In the case of “City on the Edge of Forever,” our fictional characters go so far as to unravel both their present and their future by unwittingly altering their past. That would never have happened if the beings who constructed this guardian had simply posted a human (or some other sentient species) as a security guard to prevent Kirk and crew from doing such an incredibly stupid thing.
And fortunately for us, such shenanigans aren’t likely to happen with Facebook’s newly launched personal digital assistant, Facebook M, because unlike competitive cognitive AI assistants Google Now, Apple Siri and Microsoft Cortana, Facebook’s guardian of forever will be run by both people and machines working in tandem. So far as I can tell, the company’s thinking here is that humans will be able to fill in the cognitive and functional gaps of an AI otherwise left to its own devices. The end result is a system that can actually complete tasks on your behalf, such as booking a table at a restaurant or cancelling your cable service.
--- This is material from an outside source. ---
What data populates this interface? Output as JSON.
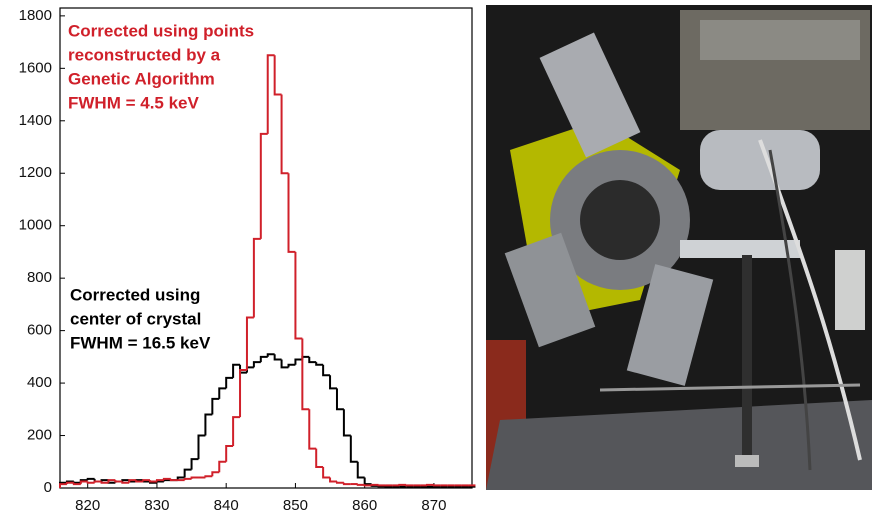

As I’ve discussed before (please see “Hello, Cortana. This Is Big Data Calling”, June 16, 2015), I believe these AI-driven personal assistants will not just inform, but also drive the way users interact with data in the enterprise. They are the future of big data. But, they can only go so far. As we’ve seen borne out by IBM’s Watson technologies, true leaps of functionality require smart humans to fill in the gaps. With IBM Watson, that means humans creating (training) smarter data sets by asking Watson questions and grading its responses.
As Facebook progresses with M, tying in data from its Social Graph and improving its cognitive library of knowhow, this avatar will become both smarter and more autonomous, allowing the company to scale back human intervention. That is how all AI-infused enterprise data and analytics projects should proceed. Whether at the grand scale of IBM Watson or with a more humble beginning such as recommendations (chart types, pivot points, transformations, etc.), enterprise buyers must invest in people who know both data and the business itself. In short, someone must protect us from blind faith in our machines; someone must stand guard at the edge of forever.